In an ominous gesture for our times, Lexus has agreed to recall its new GS300/400 line of sport sedans to solve potential interference problems between on-board cellular phones and the cars' sophisticated stability control systems. According to the National Highway Traffic Safety Administration (NHTSA), this cross-talk migraine is the first proven instance of electromagnetic interference with computerized vehicle controls. Lexus spokespeople are scratching their heads and staying mum, but they reportedly have fingered as culprit a defective solder joint in the cars' yaw rate sensors. "Yaw" is term used to describe a vehicle's horizontal rotation, and Lexus' computerized stability system compensates for excessive yaw with a combination of automatic braking and acceleration actions, as required.

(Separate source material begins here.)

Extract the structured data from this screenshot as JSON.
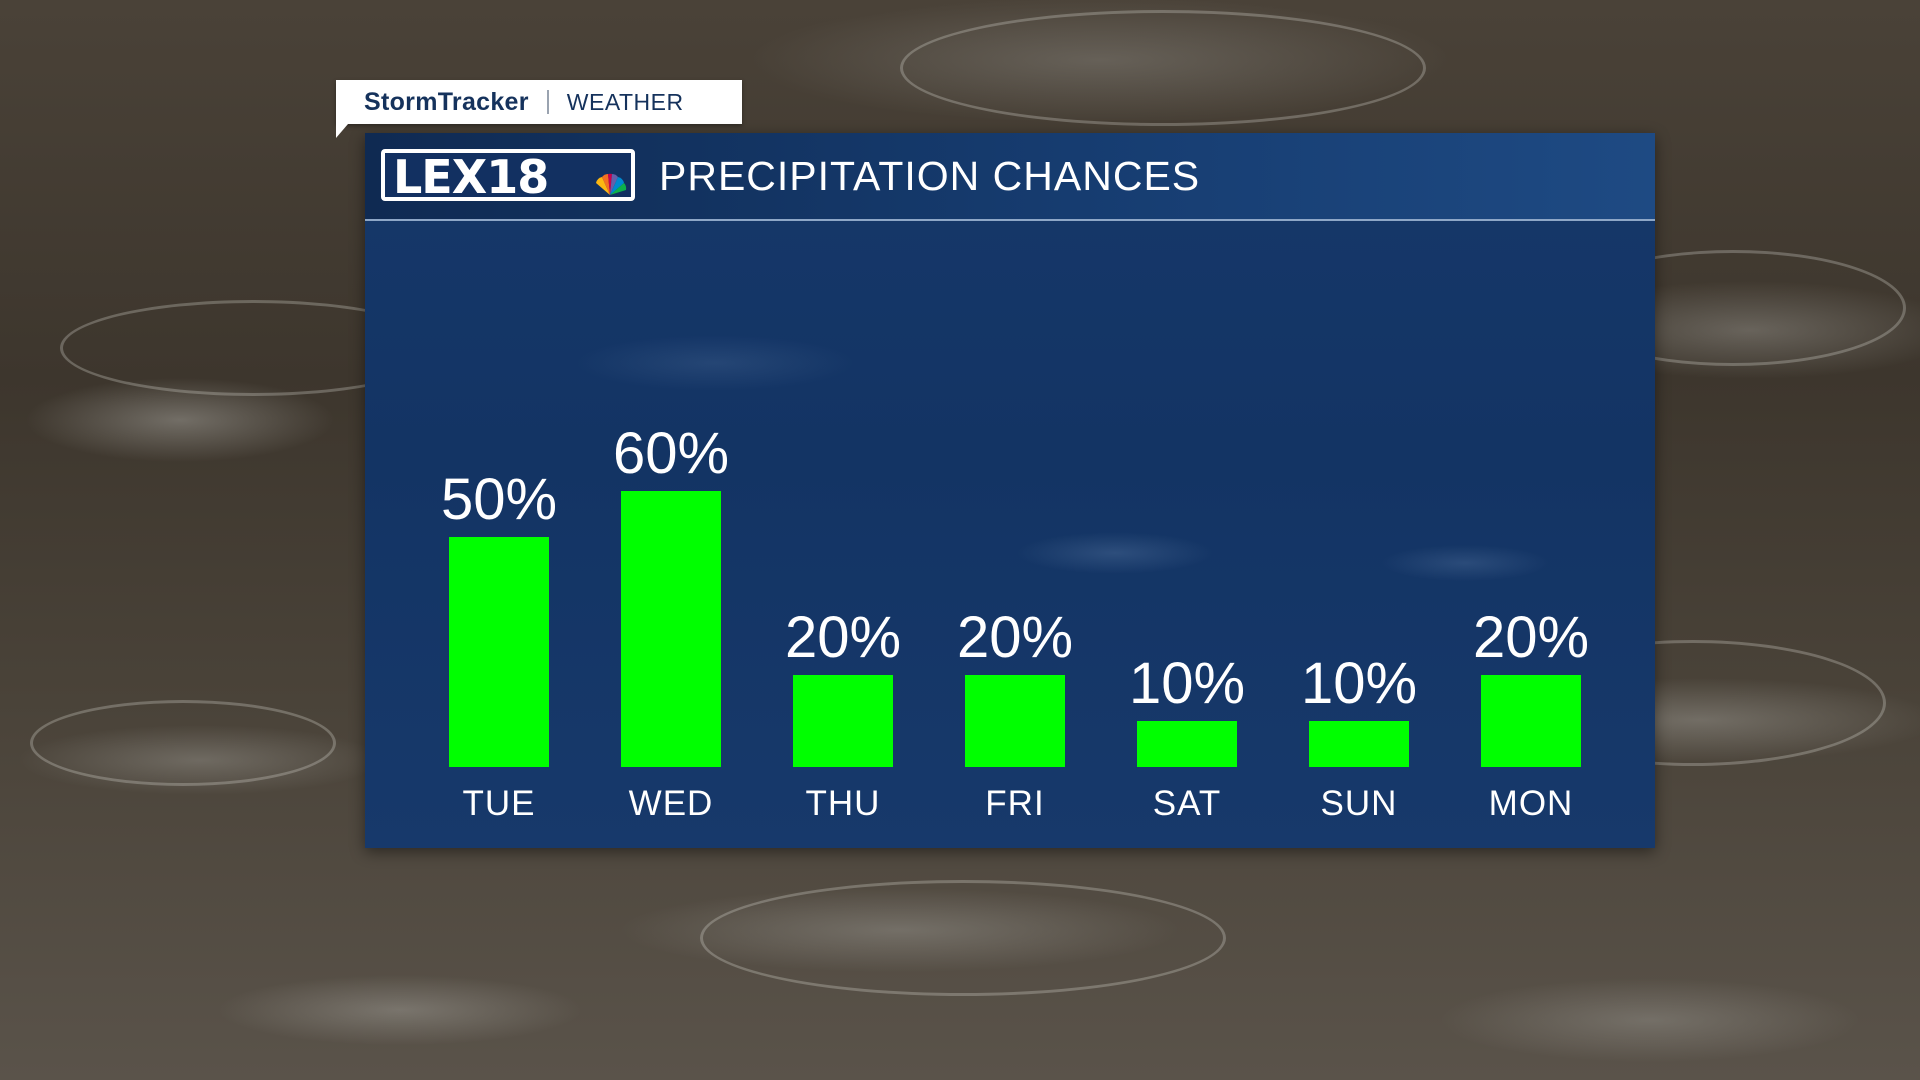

Following anecdotal accounts of phantom handing irregularities in Japan and Europe, Lexus voluntarily announced the recall in hopes of putting a stop to party-line eaves-dropping among its sensitive vehicle components.

Stamp of disapproval

The trade publication Automotive News reported last week that at least three new Web sites have surfaced to spew venom and vitriol against partisans of sport/utility vehicles. The Sport Utility Vehicle Anti-Fan Club (http://www.howard.net/ban-suvs.htm), the Ultimate Poseur SUV Page (http://www.poseur. 4x4.org), and the Roadhog Info Trough (http://www.suv.org) represent an aggregate attack upon SUVs' perceived crimes against nature, good taste, and neighborliness on the road. It's about time. SUVs continue to shatter the sales records of virtually every car company that makes one; and yet, as everyone knows, no success (particularly of a vehicular variety) is ever complete without an accompanying whine in the background.